Scott exhaled smoke. His dry mouth was starting to taste tangy and bitter from the weed and alcohol. He passed the joint to Carver, who inhaled hard, hollowing his already hollow cheeks.
“Carver and I actually met when he tried to tutor me in geometry,” Scott told Sana. “We had mutual friends, and somebody suggested it.”
“I think I was the mutual friend, no?” Letty said.
“You connected our friend groups, but you didn’t introduce us, that was Bryce.”
Carver shook his head. “I was a shitty tutor.”
“I was a shitty student.”
“I was impatient, though. I kept rushing.”
“I didn’t care enough, or try hard enough,” Scott said.
He remembered his ability to perform geometry had fallen apart when trigonometry got involved, and he was embarrassed by how lost he suddenly was, so he’d opted to slack off to protect his ego.
Carver was right that he’d been a lousy tutor — he didn’t seem able to comprehend Scott’s inability to comprehend — but Scott never gave the tutoring a real chance.
He was more interested in Carver. He remembered sitting in the library and watching Carver work himself into a lather explaining something, bright-eyed and gesturing voluminously while Scott watched his lips move.
He didn’t even mind when Carver got frustrated with him, he just found it funny and endearing.
He should have known then that he liked him in a certain way, but he was a dense 15-year-old.
“It’s ancient history,” Scott said. “You guys are getting married tomorrow, let’s talk about that.”
Letty and Sana looked at each other, their eyes mutually twinkling. Everyone fell quiet for a moment, and the sound of the crickets became obvious again. The smell of imminent summer was on the breeze.
Summer was Scott’s favorite season. He loved when it was warm enough at night to roam around freely and sleep outdoors, when the world was its most wild and alive. He didn’t even mind the heat. He liked the way it brought his blood to the surface.
His phone buzzed in his pocket again, and Scott pulled it out to glance at it. It was a reply from his former drummer, Joe: yeah give it 2-3 months and they’ll be begging for me back lol. how are things going on long island or wherever?

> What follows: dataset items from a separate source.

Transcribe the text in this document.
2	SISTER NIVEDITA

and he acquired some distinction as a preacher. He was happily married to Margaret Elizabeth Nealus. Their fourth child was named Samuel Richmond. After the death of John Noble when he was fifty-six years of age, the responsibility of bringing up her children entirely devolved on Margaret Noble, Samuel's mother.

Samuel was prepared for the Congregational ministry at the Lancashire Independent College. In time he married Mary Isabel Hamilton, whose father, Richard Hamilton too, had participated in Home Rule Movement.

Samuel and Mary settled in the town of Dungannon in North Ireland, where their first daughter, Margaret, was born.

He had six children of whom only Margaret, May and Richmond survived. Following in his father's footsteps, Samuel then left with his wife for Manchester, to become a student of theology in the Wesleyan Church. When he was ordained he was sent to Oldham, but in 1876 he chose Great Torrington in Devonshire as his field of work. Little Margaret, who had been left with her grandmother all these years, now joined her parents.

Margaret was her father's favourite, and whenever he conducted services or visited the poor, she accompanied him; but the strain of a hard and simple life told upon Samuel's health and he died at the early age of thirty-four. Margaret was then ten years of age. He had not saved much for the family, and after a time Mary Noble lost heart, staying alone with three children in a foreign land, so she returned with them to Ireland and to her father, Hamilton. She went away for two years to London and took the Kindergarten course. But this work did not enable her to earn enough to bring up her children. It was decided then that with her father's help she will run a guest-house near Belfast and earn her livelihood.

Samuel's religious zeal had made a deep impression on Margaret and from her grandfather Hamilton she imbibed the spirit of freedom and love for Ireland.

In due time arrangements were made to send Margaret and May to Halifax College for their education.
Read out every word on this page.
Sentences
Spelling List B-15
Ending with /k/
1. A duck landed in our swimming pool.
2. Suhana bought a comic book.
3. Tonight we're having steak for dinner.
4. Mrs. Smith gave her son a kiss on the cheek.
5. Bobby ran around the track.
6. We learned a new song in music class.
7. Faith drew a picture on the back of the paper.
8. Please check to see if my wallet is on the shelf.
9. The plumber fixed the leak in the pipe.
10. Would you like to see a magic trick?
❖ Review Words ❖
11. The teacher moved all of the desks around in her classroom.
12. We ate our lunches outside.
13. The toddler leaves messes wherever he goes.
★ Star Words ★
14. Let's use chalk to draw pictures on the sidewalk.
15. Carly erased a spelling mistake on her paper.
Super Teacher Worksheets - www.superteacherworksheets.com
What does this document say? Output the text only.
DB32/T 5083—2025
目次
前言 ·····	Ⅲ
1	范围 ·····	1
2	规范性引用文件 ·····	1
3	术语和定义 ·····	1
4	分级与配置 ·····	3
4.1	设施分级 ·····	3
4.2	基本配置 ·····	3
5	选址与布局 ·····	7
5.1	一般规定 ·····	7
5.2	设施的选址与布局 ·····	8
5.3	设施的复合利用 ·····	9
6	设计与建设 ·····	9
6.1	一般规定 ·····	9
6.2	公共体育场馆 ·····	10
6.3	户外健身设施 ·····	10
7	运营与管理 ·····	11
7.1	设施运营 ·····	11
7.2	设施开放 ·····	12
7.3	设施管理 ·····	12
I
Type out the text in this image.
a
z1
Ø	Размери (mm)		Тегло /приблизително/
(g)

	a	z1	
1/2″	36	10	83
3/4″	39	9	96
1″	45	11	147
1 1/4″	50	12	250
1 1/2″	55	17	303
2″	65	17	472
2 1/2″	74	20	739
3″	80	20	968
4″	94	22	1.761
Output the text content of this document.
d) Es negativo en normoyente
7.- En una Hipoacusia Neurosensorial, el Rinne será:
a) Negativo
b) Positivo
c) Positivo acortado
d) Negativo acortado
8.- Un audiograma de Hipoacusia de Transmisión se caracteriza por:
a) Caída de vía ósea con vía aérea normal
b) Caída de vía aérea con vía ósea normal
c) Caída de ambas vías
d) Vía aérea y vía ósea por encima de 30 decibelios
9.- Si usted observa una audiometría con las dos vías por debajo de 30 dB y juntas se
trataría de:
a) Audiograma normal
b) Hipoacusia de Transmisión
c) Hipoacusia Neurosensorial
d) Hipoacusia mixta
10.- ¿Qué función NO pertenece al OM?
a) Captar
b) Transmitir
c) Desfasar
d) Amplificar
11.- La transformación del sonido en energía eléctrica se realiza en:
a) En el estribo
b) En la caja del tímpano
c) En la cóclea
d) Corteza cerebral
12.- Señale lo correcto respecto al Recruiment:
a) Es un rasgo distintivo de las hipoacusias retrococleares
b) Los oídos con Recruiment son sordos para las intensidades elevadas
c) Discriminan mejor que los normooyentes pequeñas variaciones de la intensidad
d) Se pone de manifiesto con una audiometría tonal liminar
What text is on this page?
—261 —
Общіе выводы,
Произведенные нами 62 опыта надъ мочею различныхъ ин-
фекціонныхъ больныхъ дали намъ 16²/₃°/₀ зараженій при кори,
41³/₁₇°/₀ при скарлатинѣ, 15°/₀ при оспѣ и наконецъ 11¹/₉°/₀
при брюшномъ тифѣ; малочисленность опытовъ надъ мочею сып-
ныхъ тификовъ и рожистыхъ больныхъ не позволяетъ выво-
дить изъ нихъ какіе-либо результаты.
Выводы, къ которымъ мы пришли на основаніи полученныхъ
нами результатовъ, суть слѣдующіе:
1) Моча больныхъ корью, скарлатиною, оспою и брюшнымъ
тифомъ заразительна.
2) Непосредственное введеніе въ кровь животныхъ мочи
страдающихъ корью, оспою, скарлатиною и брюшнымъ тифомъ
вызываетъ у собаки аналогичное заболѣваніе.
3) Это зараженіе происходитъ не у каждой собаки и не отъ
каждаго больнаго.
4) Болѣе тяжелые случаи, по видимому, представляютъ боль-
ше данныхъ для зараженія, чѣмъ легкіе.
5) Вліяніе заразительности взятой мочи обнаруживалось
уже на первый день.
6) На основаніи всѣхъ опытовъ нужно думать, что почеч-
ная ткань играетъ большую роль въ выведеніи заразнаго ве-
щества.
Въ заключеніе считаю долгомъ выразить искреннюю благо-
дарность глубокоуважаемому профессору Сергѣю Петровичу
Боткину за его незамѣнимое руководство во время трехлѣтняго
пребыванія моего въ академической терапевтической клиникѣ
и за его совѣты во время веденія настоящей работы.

Scott slid the phone back into his pocket.
“I’m a little nervous,” Sana said. “Not about getting married, but the public speaking portion.”
“Just ignore the crowd and talk right to me,” Letty said, touching her arm. “That’s what I’m gonna do.”
“I don’t know how to ignore them, though. They’re all right there.”
“We can ask them to leave if you want.”
Sana laughed.
Carver ashed the joint into the ramekin and passed it to her. “You want some Xanax?”
Sana looked at him with wary interest in her bright eyes. “Hmm. Maybe.”
“You don’t need a Xanax,” Letty said, laughing.
“Just half of one,” Carver clarified.